2.   Kebiasaan yang dari sudut kesusilaan baik dinamakan kebajikan (virtue), sedangkan yang jahat, buruk, dinamakan kejahatan (vice).
                  Kebajikan adalah kebiasaan yang menyempurnakan manusia.
“Kebajikan adalah pengetahuan, kejahatan ketidaktahuan. Tidak ada orang berbuat jahat dengan sukarela” (Socrates).[3]
3.   Kebajikan budi menyempurnakan akal menjadi alat yang baik untuk menerima pengetahuan. Bagi budi spekulatif kebajikan disebut pengertian, pengetahuan. Bagi budi praktis disebut kepaindaian, kebijaksanaan. Kebijakan kesusilaan menyempurnakan keinginan, yaitu dengan cara tengah.
4.   Kebajikan pokok, adalah kebajikan susila yang terpenting, meliputi:
a)      Menuntut keputusan budi yang benar guna memilih alat-alat dengan tepat untuk tujuan yang bernilai (kebijksanaan)
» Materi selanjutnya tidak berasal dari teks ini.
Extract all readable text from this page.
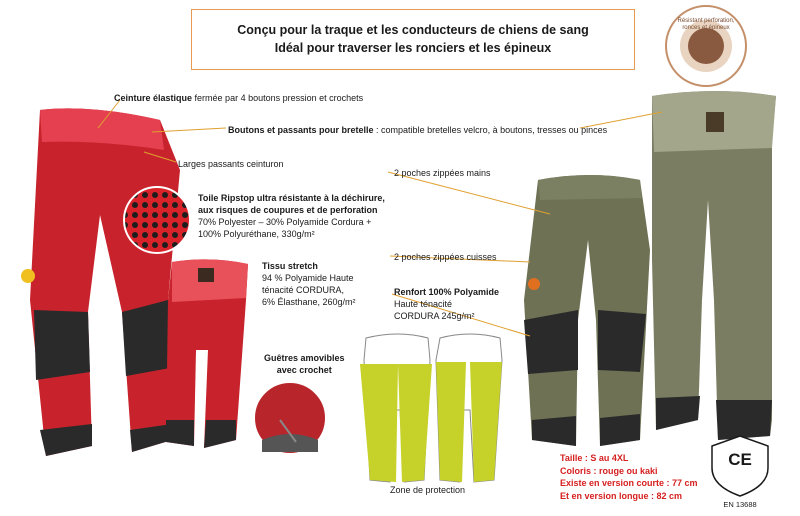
Conçu pour la traque et les conducteurs de chiens de sang
Idéal pour traverser les ronciers et les épineux
Résistant perforation, ronces et épineux
Ceinture élastique fermée par 4 boutons pression et crochets
Boutons et passants pour bretelle : compatible bretelles velcro, à boutons, tresses ou pinces
Larges passants ceinturon
Toile Ripstop ultra résistante à la déchirure,
aux risques de coupures et de perforation
70% Polyester – 30% Polyamide Cordura +
100% Polyuréthane, 330g/m²
Tissu stretch
94 % Polyamide Haute
ténacité CORDURA,
6% Élasthane, 260g/m²
Guêtres amovibles
avec crochet
2 poches zippées mains
2 poches zippées cuisses
Renfort 100% Polyamide
Haute ténacité
CORDURA 245g/m²
Zone de protection
Taille : S au 4XL
Coloris : rouge ou kaki
Existe en version courte : 77 cm
Et en version longue : 82 cm
CE
EN 13688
b)      Pengendalian keinginan kepada keputusan badaniah (pertahanan/pengendalian hawa nafsu inderawi).
c)      Tidak menyingkir dari kesulitan (kekuatan).
d)     Memberikan hak kepada yang memilikinya (keadilan).
C.  Kebahagiaan
1.   Kebahagiaan Subjektif
a)      Manusia merasa kosong, tak puas, gelisah, selama keinginannya tak terpenuhi.
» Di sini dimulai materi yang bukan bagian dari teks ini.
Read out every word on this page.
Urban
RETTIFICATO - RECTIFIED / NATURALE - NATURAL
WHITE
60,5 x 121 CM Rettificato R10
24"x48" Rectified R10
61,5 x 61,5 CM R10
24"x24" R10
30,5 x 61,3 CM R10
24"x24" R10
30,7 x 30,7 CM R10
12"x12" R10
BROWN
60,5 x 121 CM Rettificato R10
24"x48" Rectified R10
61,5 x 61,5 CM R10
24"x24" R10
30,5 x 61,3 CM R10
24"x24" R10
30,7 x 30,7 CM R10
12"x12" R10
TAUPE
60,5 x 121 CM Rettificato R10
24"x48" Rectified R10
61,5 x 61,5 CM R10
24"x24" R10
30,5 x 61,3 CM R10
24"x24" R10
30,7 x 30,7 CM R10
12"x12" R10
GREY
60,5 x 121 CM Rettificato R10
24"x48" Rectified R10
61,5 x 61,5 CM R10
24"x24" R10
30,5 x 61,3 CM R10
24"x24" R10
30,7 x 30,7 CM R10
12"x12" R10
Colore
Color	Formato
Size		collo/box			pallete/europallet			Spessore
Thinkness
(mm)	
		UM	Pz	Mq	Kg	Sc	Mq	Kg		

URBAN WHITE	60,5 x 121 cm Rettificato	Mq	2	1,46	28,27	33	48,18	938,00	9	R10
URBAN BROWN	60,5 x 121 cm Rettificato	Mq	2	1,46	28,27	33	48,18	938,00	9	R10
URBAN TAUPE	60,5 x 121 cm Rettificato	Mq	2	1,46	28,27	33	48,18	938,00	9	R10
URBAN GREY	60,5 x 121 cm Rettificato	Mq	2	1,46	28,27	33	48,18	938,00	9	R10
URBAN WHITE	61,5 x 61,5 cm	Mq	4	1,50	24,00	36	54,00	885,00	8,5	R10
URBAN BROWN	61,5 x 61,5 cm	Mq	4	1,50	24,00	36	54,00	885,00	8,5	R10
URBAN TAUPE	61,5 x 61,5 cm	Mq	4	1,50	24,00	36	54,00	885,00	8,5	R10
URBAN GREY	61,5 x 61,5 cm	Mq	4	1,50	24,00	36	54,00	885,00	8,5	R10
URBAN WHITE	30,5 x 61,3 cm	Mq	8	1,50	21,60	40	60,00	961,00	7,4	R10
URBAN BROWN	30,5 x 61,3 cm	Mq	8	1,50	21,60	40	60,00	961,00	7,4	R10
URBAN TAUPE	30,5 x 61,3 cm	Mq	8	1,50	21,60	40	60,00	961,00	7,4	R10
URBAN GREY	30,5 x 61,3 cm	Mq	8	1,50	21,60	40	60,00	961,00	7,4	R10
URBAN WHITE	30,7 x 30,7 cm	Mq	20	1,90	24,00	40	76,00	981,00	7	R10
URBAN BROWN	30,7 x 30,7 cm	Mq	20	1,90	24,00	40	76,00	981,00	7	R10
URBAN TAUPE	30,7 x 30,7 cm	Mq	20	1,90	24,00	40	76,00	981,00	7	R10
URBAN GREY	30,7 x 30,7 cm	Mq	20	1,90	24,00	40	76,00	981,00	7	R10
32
Kepuasan yang sadar, yang dirasakan seseorang karena keinginannya memiliki kebaikan sudah terlaksana, disebut kebahagiaan. Ini merupakan perasaan khas makhluk yang berakal budi. Kebahagiaan sempurna terjadi, karena kebaikan sempurna dimiliki secara lengkap, sehingga memenuhi seluruh keinginan kita, yang tidak sempurna/ berisi kekurangan.[4]
b)      Seluruh manusia mencari kebahagiaan, karena tiap orang berusaha memenuhi keinginannya. Kebahagiaan merupakan dasar alasan, seluruh perbuatan manusia. Tetapi terdapat perbedaan tentang apa yang akan menjadi hal yang memberikan kebahagiaan. Biarpun seseorang memilih kejahatan, tetapi secara implisit ia memilihnya untuk mengurangi ketidakbahagiaan.
2. Kebahagiaan Objektif
a) Manusia berusaha melaksanakan dalam dirinya suasana kebahagiaan (sempurna) yang tetap. Ini tujuan subjektif bagi manusia.[5]
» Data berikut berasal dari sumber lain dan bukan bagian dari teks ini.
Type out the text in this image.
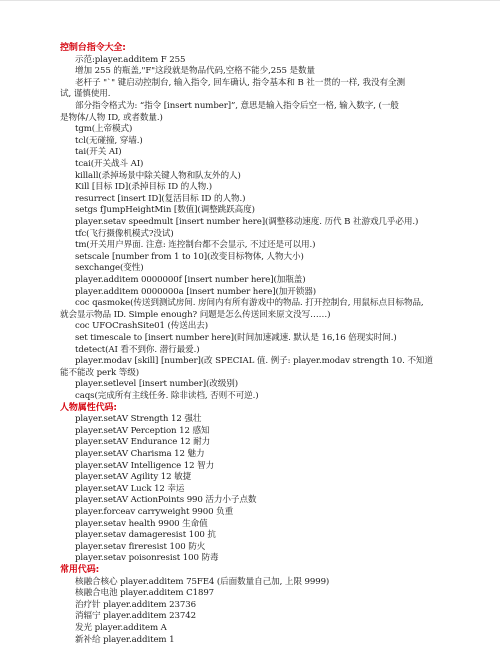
控制台指令大全:
示范:player.additem F 255
增加 255 的瓶盖,"F"这段就是物品代码,空格不能少,255 是数量
老杆子 "`" 键启动控制台, 输入指令, 回车确认, 指令基本和 B 社一贯的一样, 我没有全测
试, 谨慎使用.
部分指令格式为: “指令 [insert number]”, 意思是输入指令后空一格, 输入数字, (一般
是物体/人物 ID, 或者数量.)
tgm(上帝模式)
tcl(无碰撞, 穿墙.)
tai(开关 AI)
tcai(开关战斗 AI)
killall(杀掉场景中除关键人物和队友外的人)
Kill [目标 ID](杀掉目标 ID 的人物.)
resurrect [insert ID](复活目标 ID 的人物.)
setgs fJumpHeightMin [数值](调整跳跃高度)
player.setav speedmult [insert number here](调整移动速度. 历代 B 社游戏几乎必用.)
tfc(飞行摄像机模式?没试)
tm(开关用户界面. 注意: 连控制台都不会显示, 不过还是可以用.)
setscale [number from 1 to 10](改变目标物体, 人物大小)
sexchange(变性)
player.additem 0000000f [insert number here](加瓶盖)
player.additem 0000000a [insert number here](加开锁器)
coc qasmoke(传送到测试房间. 房间内有所有游戏中的物品. 打开控制台, 用鼠标点目标物品,
就会显示物品 ID. Simple enough? 问题是怎么传送回来原文没写……)
coc UFOCrashSite01 (传送出去)
set timescale to [insert number here](时间加速减速. 默认是 16,16 倍现实时间.)
tdetect(AI 看不到你. 潜行最爱.)
player.modav [skill] [number](改 SPECIAL 值. 例子: player.modav strength 10. 不知道
能不能改 perk 等级)
player.setlevel [insert number](改级别)
caqs(完成所有主线任务. 除非读档, 否则不可逆.)
人物属性代码:
player.setAV Strength 12 强壮
player.setAV Perception 12 感知
player.setAV Endurance 12 耐力
player.setAV Charisma 12 魅力
player.setAV Intelligence 12 智力
player.setAV Agility 12 敏捷
player.setAV Luck 12 幸运
player.setAV ActionPoints 990 活力小子点数
player.forceav carryweight 9900 负重
player.setav health 9900 生命值
player.setav damageresist 100 抗
player.setav fireresist 100 防火
player.setav poisonresist 100 防毒
常用代码:
核融合核心 player.additem 75FE4 (后面数量自己加, 上限 9999)
核融合电池 player.additem C1897
治疗针 player.additem 23736
消辐宁 player.additem 23742
发光 player.additem A
新补给 player.additem 1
Terdapat berbagai aliran :
1)      Hedonisme
Kebahagiaan adalah kepuasan jasmani, yang dirasa lebih intensif dari kepuasaan rohaniah.
2)      Epikurisme
Suasana kebahagiaan, ketentraman jiwa, ketentangan batin, sebanya mungkin menikmati, sedikit mungkin menderita. Oleh sebab itu harus membatasi keinginan, cita-cita yang baik adalah menghilangkan keinginan yang tak dapat dicapai.
3)      Utilitarisme
Kebahagiaan adalah faedah bagi diri sendiri maupun masyarakat.[6]
4)      Stoisisme (Mazhab Cynika-Antisthenes)
Kebahagiaan adalah melepaskan diri dari tiap keinginan, kebiasaan, atau ikatan. Kebahagiaan tidak terlepas pada hal tersebut. Tidak terletak dalam kepuasan, tetapi pada “orang merasa cukup dengan dirinya sendiri” (Sutarkeia)- ini merupakan kebaikan dan kebajikan.
5)      Evolusionisme
Evolusionisme merupakan ajaran kemajuan, pertumbuahan, yang selalu dilakukan manusia, kendatipun tujuan akhir tak dikenal.
b) Pandangan Tentang Objek Kebahagiaan
      Apakah objek itu, sejajar, lebih rendah, atau lebih tinggi dari manusia?
 1)        Apa yang lebih rendah dari manusia, tergolong pada benda-benda yang tak dapat memenuhi seluruh kepuasan manusia. Berpengaruh pada sebagian kecil kehidupan manusia. Bahkan seringkali menimbulkan ketakutan dan kesusahan serta seluruhnya akan ditinggalkan, apabila kita mati.
Oleh sebab itu kekayaan, kekuasaan, tidak mungkin dapat merupakan tujuan akhir manusia, ia hanya sebagai alat.[7]
2)     Apakah kebahagiaan sempurna terletak pada kepuasan seluruh orang, jasmani dan rohani? Kepuasan, kegembiraan, selalu merupakan kesukaan, kegembiraan tentang sesuatu. Kesukaan adalah gejala yang mengiringi perbuatan dan lebih merupakan daya tarik untuk menggerakan ke arah tujuan. Pencapaian tujuan akhir akan membawa kesukaan tertinggi.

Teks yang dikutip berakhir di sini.